The Mehserle verdict is in: involuntary manslaughter with an added penalty for having used a firearm in the commission of a felony. Predictably, grievance groups used the verdict as an excuse to set portions of Oakland on fire and help themselves to some new merchandise at area stores.
To recap, in the wee hours of January 1, 2009, then-Bay Area Rapid Transit District (BART) Police Officer Johannes Mehserle shot and killed Oscar Grant while Grant was face-down on the platform at the Fruitvale BART station in Oakland, California. Mehserle never denied shooting Oscar Grant, but maintained that he intended to draw his taser rather than his firearm.

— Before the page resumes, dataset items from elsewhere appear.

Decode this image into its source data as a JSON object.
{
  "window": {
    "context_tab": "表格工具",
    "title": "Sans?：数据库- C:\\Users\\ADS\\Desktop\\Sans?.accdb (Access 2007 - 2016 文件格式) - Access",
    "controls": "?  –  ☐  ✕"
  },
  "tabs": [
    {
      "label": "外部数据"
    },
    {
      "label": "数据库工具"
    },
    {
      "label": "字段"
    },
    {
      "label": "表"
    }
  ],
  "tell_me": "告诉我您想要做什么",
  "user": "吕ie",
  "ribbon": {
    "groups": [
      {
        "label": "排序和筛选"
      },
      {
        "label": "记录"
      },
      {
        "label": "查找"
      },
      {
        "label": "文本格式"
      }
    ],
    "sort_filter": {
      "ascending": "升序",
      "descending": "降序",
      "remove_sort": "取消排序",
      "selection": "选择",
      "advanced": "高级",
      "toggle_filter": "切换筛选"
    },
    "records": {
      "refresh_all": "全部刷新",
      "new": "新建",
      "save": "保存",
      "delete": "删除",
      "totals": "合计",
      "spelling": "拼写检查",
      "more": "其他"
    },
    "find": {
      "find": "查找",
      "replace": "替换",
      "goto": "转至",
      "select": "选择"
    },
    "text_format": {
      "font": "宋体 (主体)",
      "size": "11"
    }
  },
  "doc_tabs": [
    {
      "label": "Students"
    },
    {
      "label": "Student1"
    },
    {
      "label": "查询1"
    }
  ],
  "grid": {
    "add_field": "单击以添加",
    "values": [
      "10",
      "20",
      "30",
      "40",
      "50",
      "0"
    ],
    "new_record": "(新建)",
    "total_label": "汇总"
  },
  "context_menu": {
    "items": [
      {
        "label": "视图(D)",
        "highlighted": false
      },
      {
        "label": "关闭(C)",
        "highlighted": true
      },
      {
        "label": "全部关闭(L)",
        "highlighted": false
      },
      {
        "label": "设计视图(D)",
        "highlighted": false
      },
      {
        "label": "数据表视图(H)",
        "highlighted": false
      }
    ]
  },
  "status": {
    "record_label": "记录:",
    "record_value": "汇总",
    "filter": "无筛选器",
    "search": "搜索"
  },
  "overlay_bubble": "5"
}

As an initial matter, BART patrons should enjoy a reasonable expectation that BART cops will not accidentally kill them. I commute to work on BART, and I've learned that there are many ways that one can bring oneself to the attention of BART police, anything from criminal mischief to eating a muffin on the train. If a BART officer is writing me a citation for eating a muffin, I have the right to expect that, while the nice officer is reaching for his pen, he is not going to accidentally pull his Glock and shoot me.
With the exception of Oscar Grant's family (which is understandable) and the numerous grievance groups (which is sadly predictable), no one believes that Johannes Mehserle intended to shoot Oscar Grant. However, he did shoot him, which violates BART patrons' reasonable expectation of not being shot, so Mehserle had to be convicted of something. Involuntary manslaughter was the lowest verdict the jury could return without acquitting him.
Almost the lowest, anyway, because they found him guilty of the additional enhancement of using a firearm during the commission of a felony, and the enhancement is the part that I don't like. Of course he was using a firearm, he's a cop. Cops don't have the luxury of limiting their exposure to criminal penalties by leaving their firearms at home, they need their guns to protect the public and to protect themselves while they are protecting the public. The gun enhancement penalizes cops for the work they do and the hazards they are uniquely exposed to simply as a consequence of showing up for work. And, I fear that BART patrons are more likely to be victimized as thugs take advantage of post-verdict skittishness among the remainder of the BART police force.
I believe that the root cause of this terrible accident was poor training by BART. According to Mehserle's testimony, he had only been trained in using a taser the month before, and he never knew where his taser would be positioned on his belt until he received a taser and holster from a cop going off duty. It appears that BART never gave Johannes Mehserle the training necessary to be able to correctly draw his weapons under stress. And as the DOJ and FBI pursue their racially-motivated investigations of this tragic incident, they should focus their inquiry on BART's training programs.